The second sacred cow: "Grow profits, cut losses" - page 15

 

Remember the first one, Petya?

 
Mathemat:

Remember the first one, Petya?

Trend? Inertia, whatever local minds might imply/deny it, is there. Who doesn't notice it (today, for example), there's nothing to be embarrassed about. One can openly drink and eat. Sing.

Ha! As a rule, this cow is not milked. It's milking those who stand up against it. So milking... Like tonight... )))

 

There is both inertia/trend and anti-inertia/reversion in any instrument. The main thing is to know when they occur. Here is an example of a return to average strategy with profit trades smaller than loss trades (which is typical for anti-inertia ones) on a single MA with the same parameters for all from the 99th. Positions hold from several hours to several days, re-entries at a stronger signal are used:

Of course there is no point in trading directly - it is just a return test. The longer the no-trend lasts, the higher the probability of a certain correction. At the same time there is also inertia. The main thing is to use correctly the properties of inertia and reversion.

That is, the question is how inertia appears and how inertia appears, what are the properties of inertia and how it can be used systematically. And indeed, in trend systems either it does not make sense to cut profits at all (put tp for example) or put tp quite far and exit on the opposite signal.

 

Glory!
No way! The movement is not related to a correction in the general case.

 
Svinozavr:

Glory!
No way! The movement is not related to a correction in the general case.

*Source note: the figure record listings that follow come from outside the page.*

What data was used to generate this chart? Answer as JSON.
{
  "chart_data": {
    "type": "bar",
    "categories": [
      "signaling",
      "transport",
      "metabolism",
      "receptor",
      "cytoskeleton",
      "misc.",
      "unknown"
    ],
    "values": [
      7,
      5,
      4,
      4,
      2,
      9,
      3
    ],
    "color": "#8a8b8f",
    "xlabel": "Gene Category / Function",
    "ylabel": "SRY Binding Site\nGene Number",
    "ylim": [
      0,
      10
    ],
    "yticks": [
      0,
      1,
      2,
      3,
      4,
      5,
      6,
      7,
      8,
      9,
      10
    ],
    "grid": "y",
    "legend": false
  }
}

Peter, imha, there are always two trends simultaneously: inertia and reversion. There is no reversion without movement - otherwise why would there be a reversion? It's just that these two trends develop differently - different factors to strengthen them and weaken them. And you have to use these two tendencies in different ways.
 
Avals:

Peter, imha, there are always two trends at the same time: inertia and reversion. There is no reversion without movement - otherwise why would there be a reversion? It's just that these two tendencies develop differently - different factors to strengthen them and weaken them. And you have to use these two tendencies in different ways.

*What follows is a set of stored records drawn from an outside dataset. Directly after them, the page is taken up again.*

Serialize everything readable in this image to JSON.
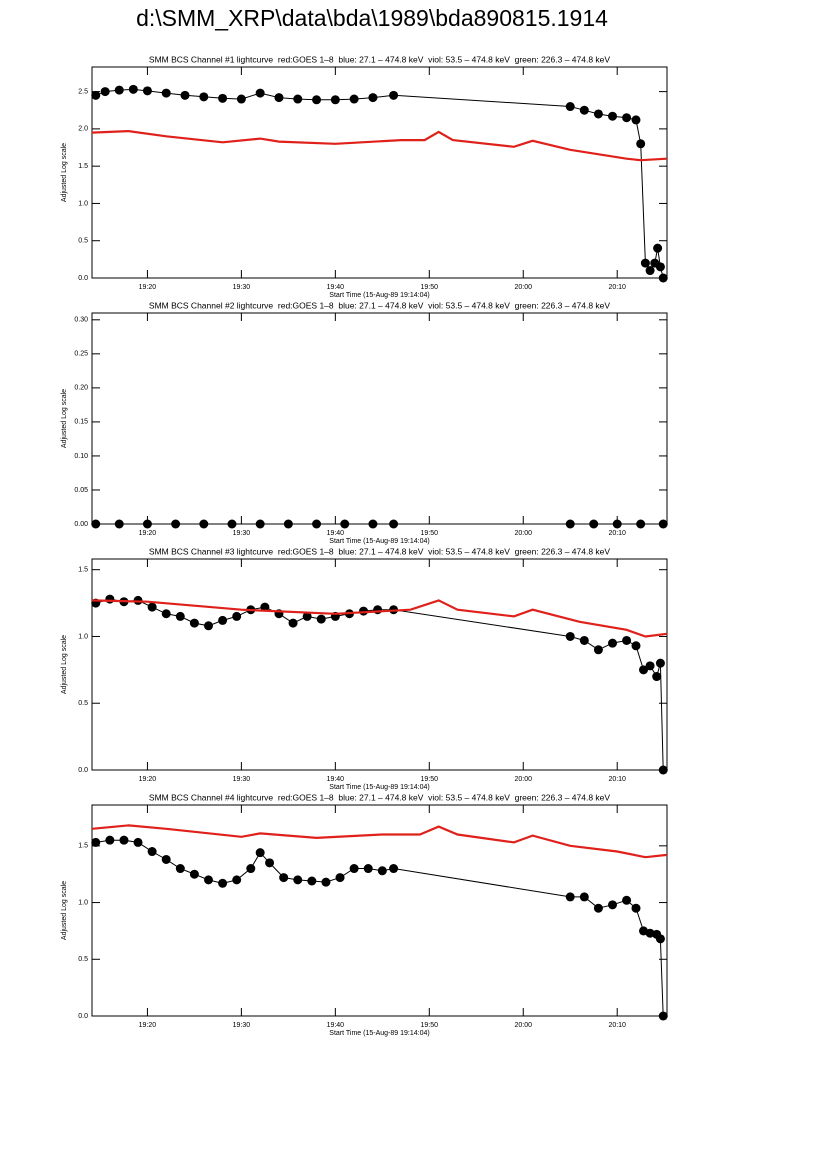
{
  "title": "d:\\SMM_XRP\\data\\bda\\1989\\bda890815.1914",
  "chart_data": [
    {
      "type": "line",
      "title": "SMM BCS Channel #1 lightcurve  red:GOES 1–8  blue: 27.1 – 474.8 keV  viol: 53.5 – 474.8 keV  green: 226.3 – 474.8 keV",
      "xlabel": "Start Time (15-Aug-89 19:14:04)",
      "ylabel": "Adjusted Log scale",
      "xlim": [
        14.1,
        75.3
      ],
      "ylim": [
        0,
        2.83
      ],
      "xticks": [
        {
          "value": 20,
          "label": "19:20"
        },
        {
          "value": 30,
          "label": "19:30"
        },
        {
          "value": 40,
          "label": "19:40"
        },
        {
          "value": 50,
          "label": "19:50"
        },
        {
          "value": 60,
          "label": "20:00"
        },
        {
          "value": 70,
          "label": "20:10"
        }
      ],
      "yticks": [
        {
          "value": 0,
          "label": "0.0"
        },
        0.5,
        {
          "value": 1,
          "label": "1.0"
        },
        1.5,
        {
          "value": 2,
          "label": "2.0"
        },
        2.5
      ],
      "series": [
        {
          "color": "#000000",
          "markers": true,
          "x": [
            14.5,
            15.5,
            17,
            18.5,
            20,
            22,
            24,
            26,
            28,
            30,
            32,
            34,
            36,
            38,
            40,
            42,
            44,
            46.2,
            65,
            66.5,
            68,
            69.5,
            71,
            72,
            72.5,
            73,
            73.5,
            74,
            74.3,
            74.6,
            74.9
          ],
          "values": [
            2.45,
            2.5,
            2.52,
            2.53,
            2.51,
            2.48,
            2.45,
            2.43,
            2.41,
            2.4,
            2.48,
            2.42,
            2.4,
            2.39,
            2.39,
            2.4,
            2.42,
            2.45,
            2.3,
            2.25,
            2.2,
            2.17,
            2.15,
            2.12,
            1.8,
            0.2,
            0.1,
            0.2,
            0.4,
            0.15,
            0.0
          ]
        },
        {
          "color": "#e0201a",
          "markers": false,
          "x": [
            14.1,
            18,
            22,
            28,
            32,
            34,
            40,
            47,
            49.5,
            51,
            52.5,
            59,
            61,
            65,
            71,
            72.5,
            75.3
          ],
          "values": [
            1.95,
            1.97,
            1.9,
            1.82,
            1.87,
            1.83,
            1.8,
            1.85,
            1.85,
            1.96,
            1.85,
            1.76,
            1.84,
            1.72,
            1.6,
            1.58,
            1.6
          ]
        }
      ]
    },
    {
      "type": "line",
      "title": "SMM BCS Channel #2 lightcurve  red:GOES 1–8  blue: 27.1 – 474.8 keV  viol: 53.5 – 474.8 keV  green: 226.3 – 474.8 keV",
      "xlabel": "Start Time (15-Aug-89 19:14:04)",
      "ylabel": "Adjusted Log scale",
      "xlim": [
        14.1,
        75.3
      ],
      "ylim": [
        0,
        0.31
      ],
      "xticks": [
        {
          "value": 20,
          "label": "19:20"
        },
        {
          "value": 30,
          "label": "19:30"
        },
        {
          "value": 40,
          "label": "19:40"
        },
        {
          "value": 50,
          "label": "19:50"
        },
        {
          "value": 60,
          "label": "20:00"
        },
        {
          "value": 70,
          "label": "20:10"
        }
      ],
      "yticks": [
        {
          "value": 0,
          "label": "0.00"
        },
        0.05,
        {
          "value": 0.1,
          "label": "0.10"
        },
        0.15,
        {
          "value": 0.2,
          "label": "0.20"
        },
        0.25,
        {
          "value": 0.3,
          "label": "0.30"
        }
      ],
      "series": [
        {
          "color": "#000000",
          "markers": true,
          "x": [
            14.5,
            17,
            20,
            23,
            26,
            29,
            32,
            35,
            38,
            41,
            44,
            46.2,
            65,
            67.5,
            70,
            72.5,
            74.9
          ],
          "values": [
            0,
            0,
            0,
            0,
            0,
            0,
            0,
            0,
            0,
            0,
            0,
            0,
            0,
            0,
            0,
            0,
            0
          ]
        }
      ]
    },
    {
      "type": "line",
      "title": "SMM BCS Channel #3 lightcurve  red:GOES 1–8  blue: 27.1 – 474.8 keV  viol: 53.5 – 474.8 keV  green: 226.3 – 474.8 keV",
      "xlabel": "Start Time (15-Aug-89 19:14:04)",
      "ylabel": "Adjusted Log scale",
      "xlim": [
        14.1,
        75.3
      ],
      "ylim": [
        0,
        1.58
      ],
      "xticks": [
        {
          "value": 20,
          "label": "19:20"
        },
        {
          "value": 30,
          "label": "19:30"
        },
        {
          "value": 40,
          "label": "19:40"
        },
        {
          "value": 50,
          "label": "19:50"
        },
        {
          "value": 60,
          "label": "20:00"
        },
        {
          "value": 70,
          "label": "20:10"
        }
      ],
      "yticks": [
        {
          "value": 0,
          "label": "0.0"
        },
        0.5,
        {
          "value": 1,
          "label": "1.0"
        },
        1.5
      ],
      "series": [
        {
          "color": "#000000",
          "markers": true,
          "x": [
            14.5,
            16,
            17.5,
            19,
            20.5,
            22,
            23.5,
            25,
            26.5,
            28,
            29.5,
            31,
            32.5,
            34,
            35.5,
            37,
            38.5,
            40,
            41.5,
            43,
            44.5,
            46.2,
            65,
            66.5,
            68,
            69.5,
            71,
            72,
            72.8,
            73.5,
            74.2,
            74.6,
            74.9
          ],
          "values": [
            1.25,
            1.28,
            1.26,
            1.27,
            1.22,
            1.17,
            1.15,
            1.1,
            1.08,
            1.12,
            1.15,
            1.2,
            1.22,
            1.17,
            1.1,
            1.15,
            1.13,
            1.15,
            1.17,
            1.19,
            1.2,
            1.2,
            1.0,
            0.97,
            0.9,
            0.95,
            0.97,
            0.93,
            0.75,
            0.78,
            0.7,
            0.8,
            0.0
          ]
        },
        {
          "color": "#e0201a",
          "markers": false,
          "x": [
            14.1,
            20,
            30,
            40,
            48,
            51,
            53,
            59,
            61,
            66,
            71,
            73,
            75.3
          ],
          "values": [
            1.27,
            1.26,
            1.2,
            1.17,
            1.2,
            1.27,
            1.2,
            1.15,
            1.2,
            1.11,
            1.05,
            1.0,
            1.02
          ]
        }
      ]
    },
    {
      "type": "line",
      "title": "SMM BCS Channel #4 lightcurve  red:GOES 1–8  blue: 27.1 – 474.8 keV  viol: 53.5 – 474.8 keV  green: 226.3 – 474.8 keV",
      "xlabel": "Start Time (15-Aug-89 19:14:04)",
      "ylabel": "Adjusted Log scale",
      "xlim": [
        14.1,
        75.3
      ],
      "ylim": [
        0,
        1.86
      ],
      "xticks": [
        {
          "value": 20,
          "label": "19:20"
        },
        {
          "value": 30,
          "label": "19:30"
        },
        {
          "value": 40,
          "label": "19:40"
        },
        {
          "value": 50,
          "label": "19:50"
        },
        {
          "value": 60,
          "label": "20:00"
        },
        {
          "value": 70,
          "label": "20:10"
        }
      ],
      "yticks": [
        {
          "value": 0,
          "label": "0.0"
        },
        0.5,
        {
          "value": 1,
          "label": "1.0"
        },
        1.5
      ],
      "series": [
        {
          "color": "#000000",
          "markers": true,
          "x": [
            14.5,
            16,
            17.5,
            19,
            20.5,
            22,
            23.5,
            25,
            26.5,
            28,
            29.5,
            31,
            32,
            33,
            34.5,
            36,
            37.5,
            39,
            40.5,
            42,
            43.5,
            45,
            46.2,
            65,
            66.5,
            68,
            69.5,
            71,
            72,
            72.8,
            73.5,
            74.2,
            74.6,
            74.9
          ],
          "values": [
            1.53,
            1.55,
            1.55,
            1.53,
            1.45,
            1.38,
            1.3,
            1.25,
            1.2,
            1.17,
            1.2,
            1.3,
            1.44,
            1.35,
            1.22,
            1.2,
            1.19,
            1.18,
            1.22,
            1.3,
            1.3,
            1.28,
            1.3,
            1.05,
            1.05,
            0.95,
            0.98,
            1.02,
            0.95,
            0.75,
            0.73,
            0.72,
            0.68,
            0.0
          ]
        },
        {
          "color": "#e0201a",
          "markers": false,
          "x": [
            14.1,
            18,
            22,
            30,
            32,
            38,
            45,
            49,
            51,
            53,
            59,
            61,
            65,
            70,
            73,
            75.3
          ],
          "values": [
            1.65,
            1.68,
            1.65,
            1.58,
            1.61,
            1.57,
            1.6,
            1.6,
            1.67,
            1.6,
            1.53,
            1.59,
            1.5,
            1.45,
            1.4,
            1.42
          ]
        }
      ]
    }
  ]
}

Glory! What is there to come back from? Of course, you will have to come back at some point. But it is possible that someone else will come back. Or no one at all.

===

To what. The movement, the flow, the Tao must be used to its fullest. And stop being silly about how to recognize it. That is when your balls will be squeezed into two stars, from which a couple of million years of light is coming, when you feel that you are about to fuck it up - this is it. ))) Just kidding.

It's simple. Enter where it is higher. The rule works on high volatility. Add in on corrections (don't - I'm being purely specific!). And don't be afraid to roll over when it gets lower. Better than the boring overexposure, which ends with the MC.
Well, you know how it is...))

 
Svinozavr:
Glory! What is there to come back from? Of course, you will have to come back at some point. But it is possible that someone else will come back. Or no one at all.

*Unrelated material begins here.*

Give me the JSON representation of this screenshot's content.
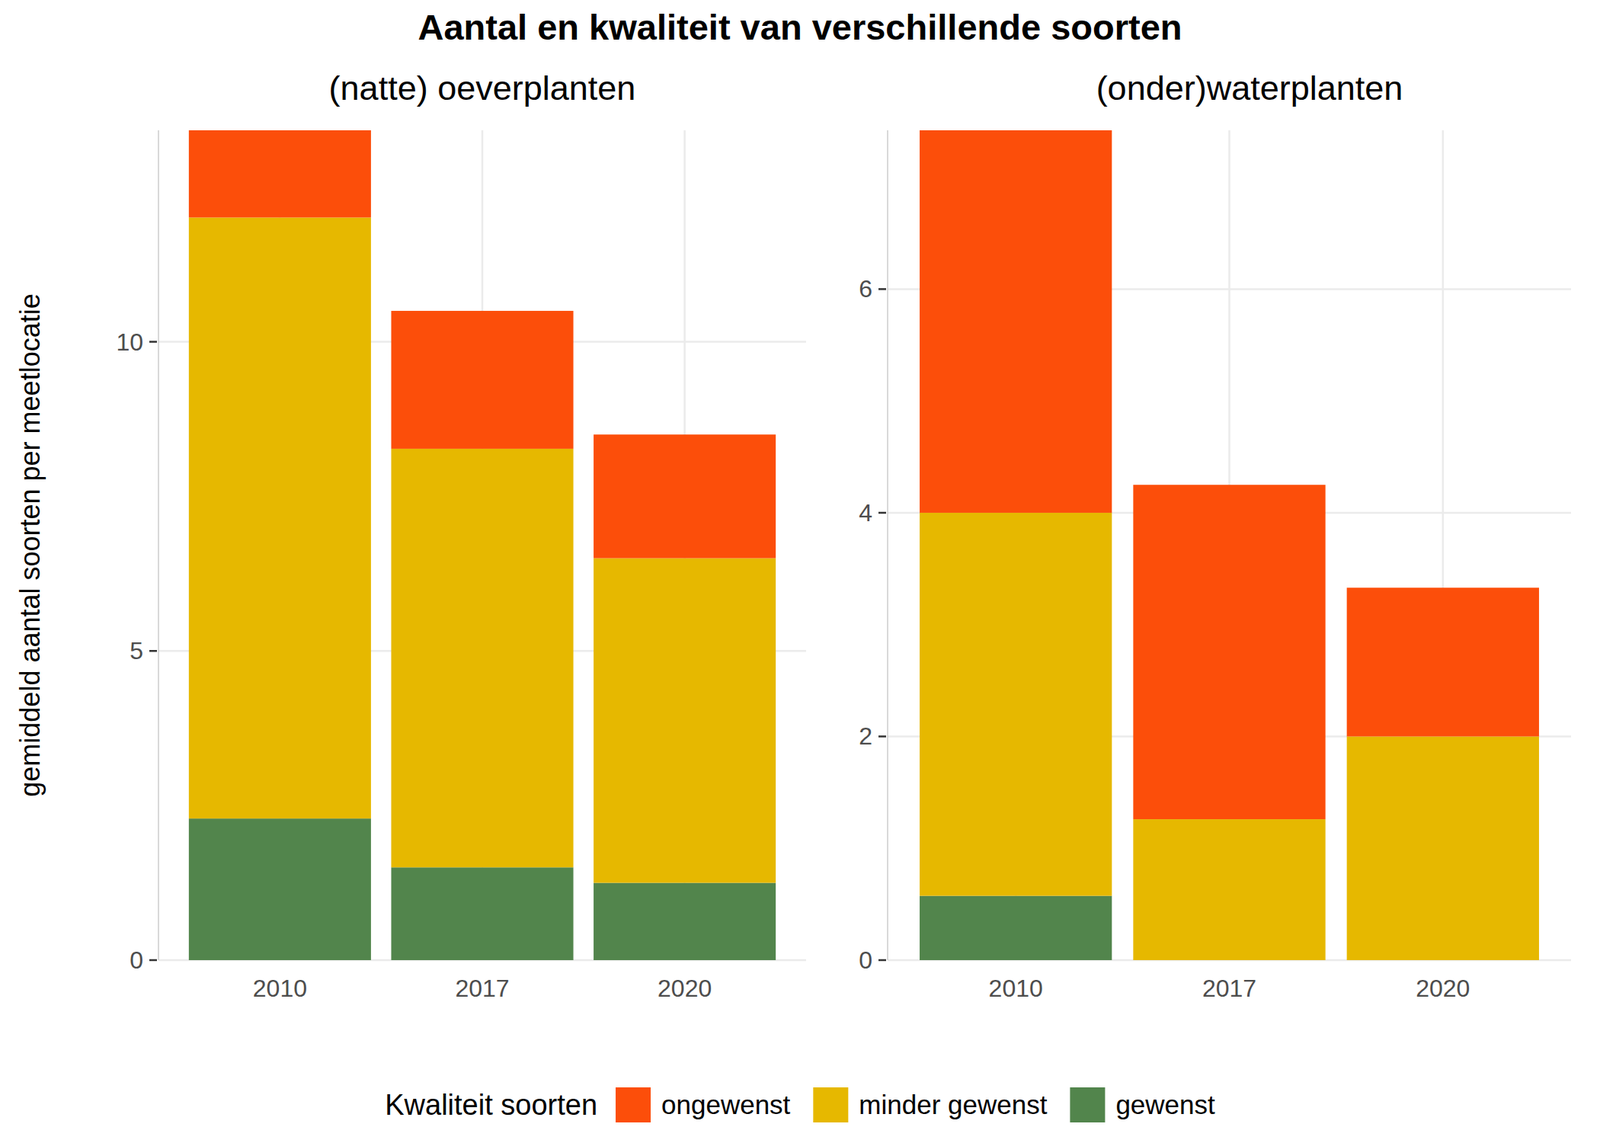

Of course. It's suicidal to use the reversion in a head-on way, like the martingale guys do, or to wait out big drawdowns altogether. It has to be used differently. One of the variants is patterns; the sanction is the cumulative potential of reversion. But it is mainly for American stocks. There are other options with acceptable risks, rather than playing until the first very))))) irreversible trend.
 
P.S. There are methods of using inertia and reversion at the same time. For example, trend trading on corrections
 

Pardon the tone. // just another stylisation - unfortunate, I agree

What I really wanted to say is this.
You can jump on the train at the next stop, if you manage to get to it, you can jump on it as soon as you get on (almost unrealistic - you have to know the schedule), and you can jump on the train at full speed, with a safety net.
That's all I meant to say.

 
Svinozavr:

It's simpler than that. Enter where it is higher. The rule works on high volatility. Add in on corrections (don't - I'm being purely specific!). And don't be afraid to roll over when it gets lower. Better than the boring overexposure, which ends with the MC.
Well, you know how it is...))

it's an example of the simultaneous use of inertia and reversibility)) They exist, the main thing is to use them correctly.